Rohrberg retires after 46 years at UNMC
When Mary Kay Rohrberg started working as a clerk in the division of medical records for UNMC in 1975, she earned $1.87 an hour.
"It wasn’t much, but that was the going rate at the time," Rohrberg said.
|Mary Kay Rohrberg|
After 46 years, Rohrberg will retire today.
As she looks back over the years, Rohrberg marvels at the changes she’s seen.
The Durham Research Towers now stand where she once walked through the halls of the Nebraska Psychiatric Institute collecting the paper records of patients to be filed.
The Fred & Pamela Buffett Cancer Center looms over the grounds of what once was the home to a children’s hospital.
Rohrberg recalls the day the division of medical records moved from the third and fourth floors of University Tower to new offices in the recently constructed Durham Outpatient Center.
"All of us who worked in medical records stayed until 1 a.m. on a Friday night moving all those paper records," she said.
Rohrberg spent 23 years working in medical records before taking a position as an office associate in the department of neurosurgery in 1998 and then transplant surgery in 2013.
Wherever she worked, Rohrberg said she always felt a strong sense of cameraderie.
"When Dr. Arun Patil, who I had been working for in neurosurgery took a position at another institution, I chose to stay at UNMC because it’s always felt like family to me," Rohrberg said.
And that family is going to miss her, said Vickey De Lozier-Cordoba, who worked alongside Rohrberg in transplant surgery.
"She is a caring individual who dedicated herself to work. I would like to wish her all the best in her well-deserved retirement," De Lozier-Cordoba said.
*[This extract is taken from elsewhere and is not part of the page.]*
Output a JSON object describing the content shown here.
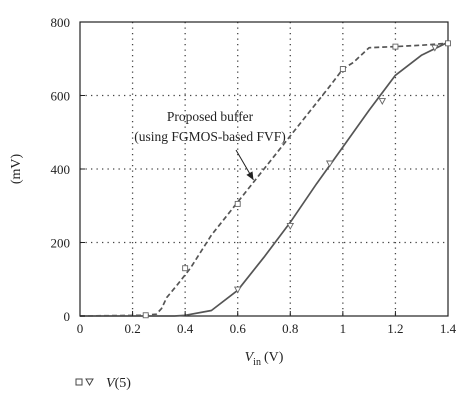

"Mary Kay always left snacks on my desk when she saw I was operating all day and night. She saved me," said Arika Hoffman, MD.
Tracy Hanzek, an administrator in the department of transplant surgery, said she always appreciated and will miss Rohrberg’s sense of humor.
"Mary Kay brought years of networking and personal connections with her that were invaluable. She was a great resource for us as she ‘had some ins’ that proved to be very beneficial in helping us provide more efficient care for our patients," Hanzek said.
As for the future, Rohrberg plans to spend more time with the new addition to her family, a great grandson born in September in Billings, Montana, as well as a few more trips to Hawaii to visit her daughter who lives there.
And her friends just might run into her working at a part-time job in the future, because Rohrberg said she just "can’t imagine not working."